История с ракой Александра Невского и «Троицей» Рублева для нас главное, но это часть событий в мире. Существует громадный клубок взаимных требований. Они могут касаться церковного имущества, имущества колониальных народов, которые находились под чьим‑то игом или их угнетали, имущества, взятого трофеями в войнах, конфискованного имущества социальных слоев…
Когда‑то важным и правильным было решение собирать вещи для музеев и разъяснять человечеству, что они часть мировой культуры, их надо сравнивать, изучать. Правило сохранности наследия, превращенное в музеях в образ жизни, мы внедряем в жизнь общества разными путями.
Один из последних примеров — создание Археологического парка и Музея истории христианства в Херсонесе. Херсонес — памятник начала христианства. Военные освободили территорию, где идут громадные раскопки. Архитекторы работают вместе с археологами. Находки археологов заставляют архитекторов менять планы на ходу. Парк создается на музейных условиях.
Обнаружены остатки древних сооружений, находящиеся ниже уровня моря. Нарушая музейные правила, их не оставляют на месте, а поднимают на поверхность. Жизнь вносит изменения в правила. Идет работа, в которой есть понимание, что светская и духовная культура равнозначны.
Сегодня в мире от музеев часто требуют участия в общественной жизни, политических высказываний, допуска на их территорию людей с митингами… Британский музей не подписал новое соглашение о спонсорстве с газонефтяной компанией потому, что нефть засоряет атмосферу.
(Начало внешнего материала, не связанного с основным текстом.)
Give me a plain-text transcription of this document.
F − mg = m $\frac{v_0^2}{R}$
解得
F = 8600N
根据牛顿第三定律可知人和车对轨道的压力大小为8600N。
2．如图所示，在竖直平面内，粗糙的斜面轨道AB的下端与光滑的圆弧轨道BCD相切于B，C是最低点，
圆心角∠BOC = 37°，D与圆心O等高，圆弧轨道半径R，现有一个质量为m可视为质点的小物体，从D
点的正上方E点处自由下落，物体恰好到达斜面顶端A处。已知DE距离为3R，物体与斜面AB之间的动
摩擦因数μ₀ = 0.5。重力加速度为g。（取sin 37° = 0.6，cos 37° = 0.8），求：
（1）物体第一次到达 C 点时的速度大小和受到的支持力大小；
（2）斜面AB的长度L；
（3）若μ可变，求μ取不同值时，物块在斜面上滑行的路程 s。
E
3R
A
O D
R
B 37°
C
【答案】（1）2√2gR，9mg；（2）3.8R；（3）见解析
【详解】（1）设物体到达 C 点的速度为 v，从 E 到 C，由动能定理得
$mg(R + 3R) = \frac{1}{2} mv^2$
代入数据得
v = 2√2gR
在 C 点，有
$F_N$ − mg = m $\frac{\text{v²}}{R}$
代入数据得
Музей не должен подчиняться требованиям толпы, он должен нести понимание музейной этики и эстетики. Надо делать так, чтобы верующие понимали ценность русского религиозного искусства. Чтобы политики понимали историческую ценность неоднозначных событий, которые в нашей истории происходили. Чем музей отличается от учебника истории? Учебник — факты, цифры, даты, которые каждый должен знать. Музей дает возможность посмотреть на все нюансы истории. Увидеть, как непросто давались победы, какие были поражения, как победы превращались в поражения, а поражения в победы.
Наша задача — музейные правила постепенно вносить в жизнь общества. Музеи привили людям понимание, что искусство бывает разным. Они приучили людей к тому, что в обнаженной скульптуре нет ничего страшного. На площади во Флоренции стоит статуя Давида, ее копия — в ГМИИ Пушкина. Это результат музейной битвы.
Музейное восприятие, музейная традиция облагораживают людей и защищают коллекции.
Материал опубликован в газете «Санкт-Петербургские ведомости» № 181 (7510) от 27.09.2023 под заголовком «Наследие не делят, им делятся».